An dieser Front und gemessen an ihrem Verhalten in der Öffentlichkeit könnte es Ginsburg nicht weniger interessieren. Im Juli 2018 erhielt sie mit Freude und Stolz einen Preis für ihr Lebenswerk von der Genesis Prize Foundation in Tel Aviv – eine lukrative Auszeichnung, die der israelischen Siedlerkolonie als Propagandainstrument dient. Was hatten Ginsburgs Leistungen mit Israel zu tun? Sie war keine Israelin, sie war Amerikanerin.
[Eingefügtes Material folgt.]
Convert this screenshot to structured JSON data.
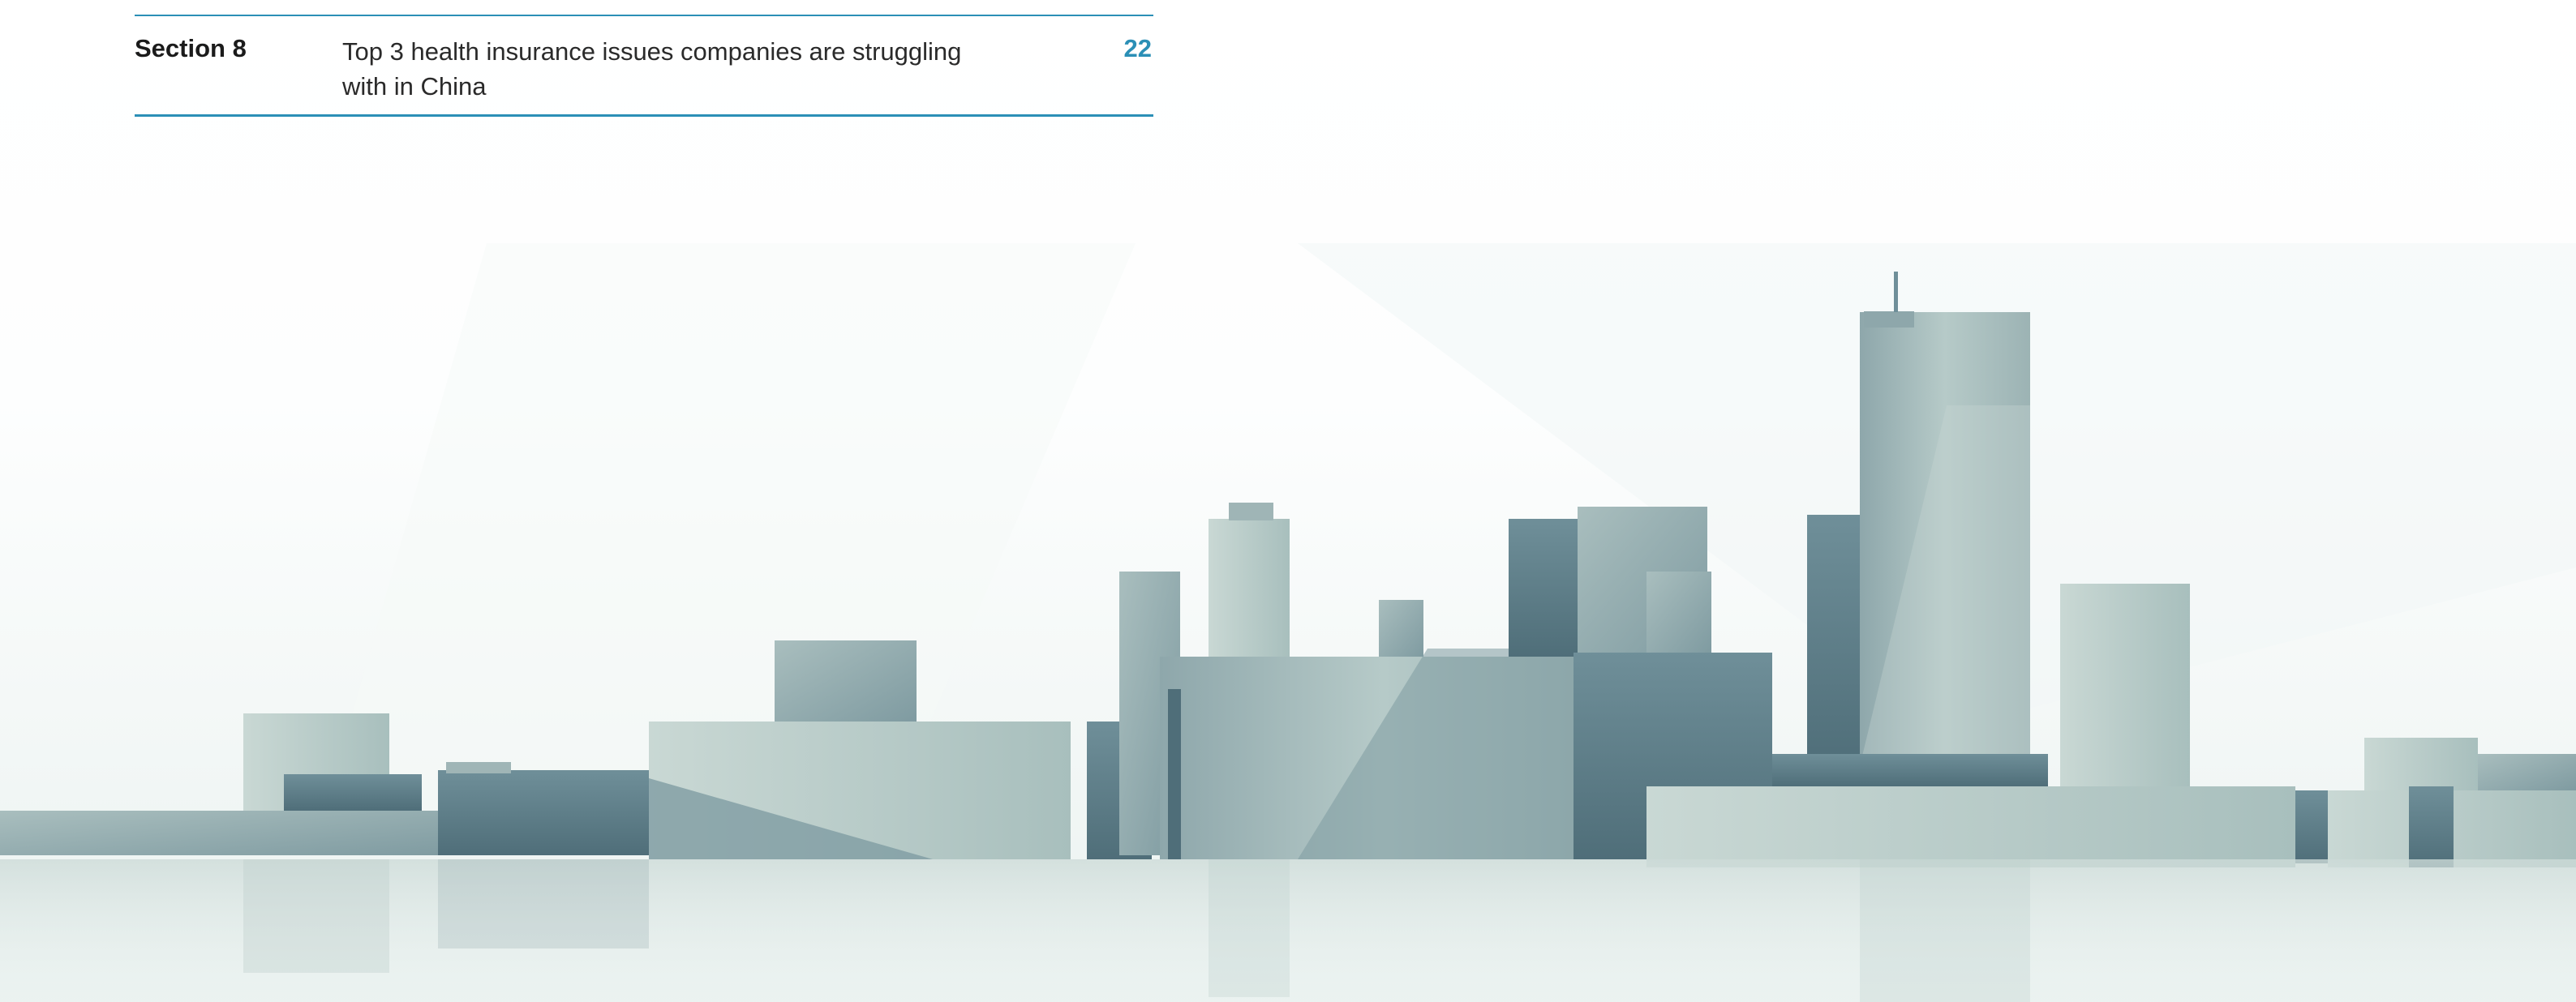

Es gibt sogar gewissenhafte Israelis, die sich geweigert haben, in die Propagandamaschinerie des Genesis-Preises verwickelt zu werden. Die berühmte Schauspielerin Natalie Portman zum Beispiel weigerte sich, den Preis anzunehmen. Aber nicht Ginsburg, der glücklich nach Israel geflogen ist, um ihn entgegenzunehmen.

Die Hagiographie, die um das Vermächtnis Ginsburgs entfesselt wurde, ist das Symptom einer viel größeren Krankheit, die die USA seit langem plagt.

Keiner dieser kompromittierenden Tatsachen schmälert ein Jota von Ginsburgs Errungenschaften. Sie war eine bemerkenswerte Frau und verdiente reichlich, welche Ehre, Liebe und Bewunderung auch immer ihr zuteil wurde. Vielmehr geht es um die poröse Grenze zwischen Fakten, Fiktion und Fandom, die in diesem Land zusammenkommen, um jede ernsthafte Begegnung mit den Aussichten auf ein kritisches Urteilsvermögen, das für eine verantwortungsbewusste Bürgerschaft in einer Demokratie erforderlich ist, zu vermischen, zu verwirren und zu verhindern.

Die um das Vermächtnis Ginsburgs entfesselte Hagiographie ist das Symptom einer viel größeren Krankheit, die die USA seit langem plagt und die in Trumps unruhiger Regierungszeit in den Vordergrund getreten ist und das Bild der Welt von diesem „Land der Freien und Heimat der Tapferen“ durcheinander bringt.  Übersetzt mit Deepl.com

Hamid Dabashi ist Hagop Kevorkian Professor für Iranistik und Vergleichende Literaturwissenschaft an der Columbia University in New York. Zu seinen jüngsten Büchern gehört Reversing the Colonial Gaze: Persische Reisende im Ausland (Cambridge University Press, 2020) und The Emperor is Naked: Über den unausweichlichen Untergang des Nationalstaates (Zed, 2020). Sein demnächst erscheinendes Buch, On Edward Said: Remembrance of Things Past, wird voraussichtlich noch in diesem Jahr bei Haymarket Books erscheinen.